Assinalamos a substituição cartesiana que troca a grandeza dos deveres conhecidos do homem, exaltada na Entrevista à maneira do estoicismo, por aquela do pensamento humano, da dignidade do homem segundo a "Conferência A.P.R".O conhecimento dos deveres foi substituído pelo conhecimento (simplesmente). Essa substituição é particularmente evidente no bloco 6, "Grandeza". De toda forma, é uma mesma constituição antropológica que está presente nos dois casos, a das contrariedades (segundo o bloco 7) que resultam da contradição fundamental entre miséria e grandeza do homem, contradição que define propriamente a dupla natureza. O homem é esse hypokeimenon – suporte, sujeito – que assume tanto a baixeza quanto a grandeza. Ou melhor, a natureza una do homem é o suporte de dois "sujeitos", miséria e grandeza, natureza e graça – o que Emmanuel Martineau chamou de "difisismo antropológico" de Pascal. O título, ou antes, a dupla rubrica do fragmento La 122 resume essa constituição antropológica de maneira tão clara quanto lacônica: "A.P.R. Grandeza e Miséria". Ora, essa constituição antropológica fundamental tem um interesse primeiro e essencial para Pascal: colocar em evidência a parcialidade das filosofias, que são capazes de ver apenas ou a grandeza ou a miséria, mas não podem pensar as duas ao mesmo tempo: elas são, necessariamente, discurso da identidade – pelo menos as filosofias antigas ou sua reapropriação moderna; é preciso, evidentemente, excetuar Descartes dessa análise.

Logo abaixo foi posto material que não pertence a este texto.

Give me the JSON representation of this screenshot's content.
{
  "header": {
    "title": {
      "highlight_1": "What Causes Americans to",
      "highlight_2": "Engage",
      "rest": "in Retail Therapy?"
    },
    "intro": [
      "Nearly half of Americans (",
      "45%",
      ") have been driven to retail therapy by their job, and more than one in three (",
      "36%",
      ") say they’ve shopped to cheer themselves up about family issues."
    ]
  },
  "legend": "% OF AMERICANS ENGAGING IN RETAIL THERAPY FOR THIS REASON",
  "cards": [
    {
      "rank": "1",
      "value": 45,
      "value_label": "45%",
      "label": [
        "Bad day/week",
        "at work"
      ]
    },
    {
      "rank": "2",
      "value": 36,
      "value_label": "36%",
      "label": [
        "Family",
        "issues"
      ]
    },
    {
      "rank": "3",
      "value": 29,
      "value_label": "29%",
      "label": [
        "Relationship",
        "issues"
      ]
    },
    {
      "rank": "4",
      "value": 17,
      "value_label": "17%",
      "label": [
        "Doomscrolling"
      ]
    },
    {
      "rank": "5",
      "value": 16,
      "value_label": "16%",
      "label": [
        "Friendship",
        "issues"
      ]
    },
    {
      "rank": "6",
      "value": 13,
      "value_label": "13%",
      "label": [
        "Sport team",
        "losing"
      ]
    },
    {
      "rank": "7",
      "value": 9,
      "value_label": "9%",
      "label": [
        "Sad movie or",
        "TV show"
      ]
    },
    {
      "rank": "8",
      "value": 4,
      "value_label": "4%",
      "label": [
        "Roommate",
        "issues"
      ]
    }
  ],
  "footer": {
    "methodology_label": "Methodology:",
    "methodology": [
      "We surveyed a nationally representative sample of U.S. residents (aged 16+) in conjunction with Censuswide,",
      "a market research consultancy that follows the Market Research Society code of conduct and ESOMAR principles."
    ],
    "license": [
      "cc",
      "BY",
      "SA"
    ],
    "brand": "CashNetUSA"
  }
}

A primeira antropologia admite uma entrada imediatamente apologética: mostrar a impotência das filosofias para explicar o homem e, consequentemente, liberar a única solução: a verdadeira religião. A própria estrutura da apologética pascaliana se assenta sobre a constatação do fracasso das filosofias e sobre o maior poder teórico da verdadeira religião, única capaz de dar razão – ou seja, de dar razão da dupla natureza humana – lá onde a filosofia fracassa, não sendo capaz senão de um discurso parcial, o que explica a diversidade de suas seitas: "A partir deste princípio que vos abro [é verdadeiramente uma abertura para a verdadeira religião] podeis reconhecer a causa de tantas contrariedades que causaram espanto a todos os homens e que os repartiram em tão diversos sentimentos" (La 149). É a admirável prosopopeia da sabedoria de La 149.

Em resumo, o incompreensível se explica. Para o agostino-cartesiano Pascal, a verdadeira religião exibe os princípios. Há um princípio de grandeza e um princípio de miséria: As grandezas e as misérias do homem são tão visíveis que é absolutamente necessário que a verdadeira religião nos ensine tanto que existe um grande princípio de grandeza no homem quanto que há nele um grande princípio de miséria. É também necessário que ela nos explique a razão dessas espantosas contrariedades.
Não são as filosofias que assumem o princípio da razão – elas só têm acesso a uma razão insuficiente; não falsa, parcial, mas, sim, a verdadeira religião – e por isso ela é verdadeira.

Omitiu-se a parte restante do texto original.